Даньке казалось, что он — Джим Хокинс, попавший на пиратскую шлюпку, направляющуюся к необитаемому острову, где зарыты сундуки с золотом. Поэтому и было не совсем страшно, а как-то даже любопытно. Что же дальше?
Переживал? Это да. Но больше не за себя, а за папу. Куда тот запропастился? Данька точно знал, что отец выжил во время нападения. Даже в странном состоянии, из которого его потом вывело прикосновение жуткого незнакомца в глубоко надвинутом капюшоне (вот когда было страшно, потому как черные пальцы, ощупавшие Данькино лицо, оказались леденяще холодными), он сумел разглядеть, что среди тех несчастных, которых убили работорговцы, его папки нет.

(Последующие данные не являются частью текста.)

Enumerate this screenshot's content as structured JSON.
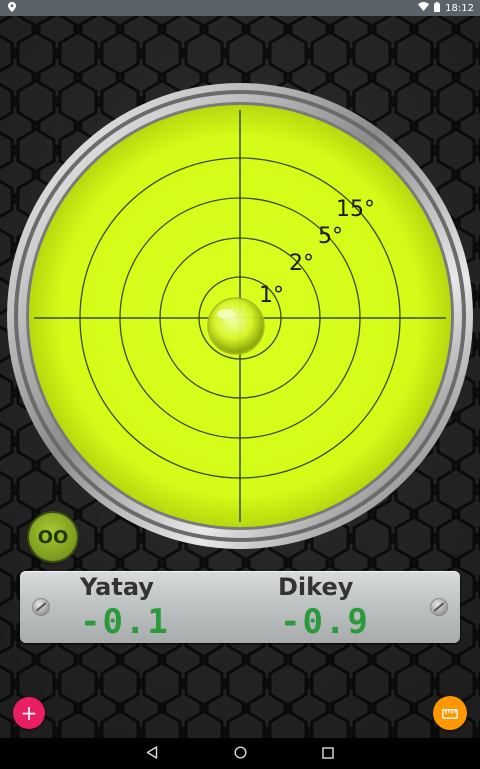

Так где же он? Почему до сих пор не забрал из лап этих бандитов? Наверное, крадется сейчас за ними по пятам, дожидаясь удобного момента. Будто какой-нибудь Следопыт. А потом как нападет, как поубивает всех и освободит Даньку и его товарищей по несчастью. Он это может, он ведь о-го-го какой!
Хоть Музыкант (так его называли взрослые) и не занимал какой-то официальной должности в Холодногорском форте, люди его уважали и часто обращались за помощью и советом. То какой-нибудь спор из-за имущества разрешить, то порекомендовать, какое оружие против того или иного мутанта применять. А то и просто придумать имя новорожденному ребенку. Его не раз просили войти в Совет поселения, но он постоянно отказывался, будто от чего-то очень неприятного и непосильного. Данька сам дивился упорству папки. Ведь и так делает то, что и остальные члены Совета, так почему же не принять должность? Спрашивал пару раз об этом, но Карел морщился, как от зубной боли, и говорил, что когда Даня вырастет, то сам поймет.
Дядя Саша, их комендант, часто говорил, что Музыкант бежит от ответственности. Потому и в Совет не идет, и не женится, хоть мужик он справный и за ним любая баба на край света пойдет. Да только никуда он не бежит! Не зря же отец стал единственным из всех мужчин форта, кто не впал в отчаяние, когда на маленькое поселение обрушилось ужасное несчастье. Едва начали умирать люди, скошенные неизвестной болезнью, Карел взял на себя обязанности коменданта, заменив сраженного мором друга.
Данька содрогнулся, когда перед мысленным взором вдруг встало лицо дяди Саши, обезображенное жутким оскалом и кровоточащими черными язвами. Комендант скончался в страшных муках за один день. Вместе со всем семейством. Особенно жалко Танюшку, Данькину ровесницу и соученицу. Классная девчонка была…
Была.
Какое мерзкое слово. От него веет тоской и безысходностью. Вот и мама у него тоже — была. А он ее даже не помнит. Не то, что папа. И не женился он не из-за какой-то там «ответственности», а потому, что до сих пор любит маму. И его, Даньку, тоже любит.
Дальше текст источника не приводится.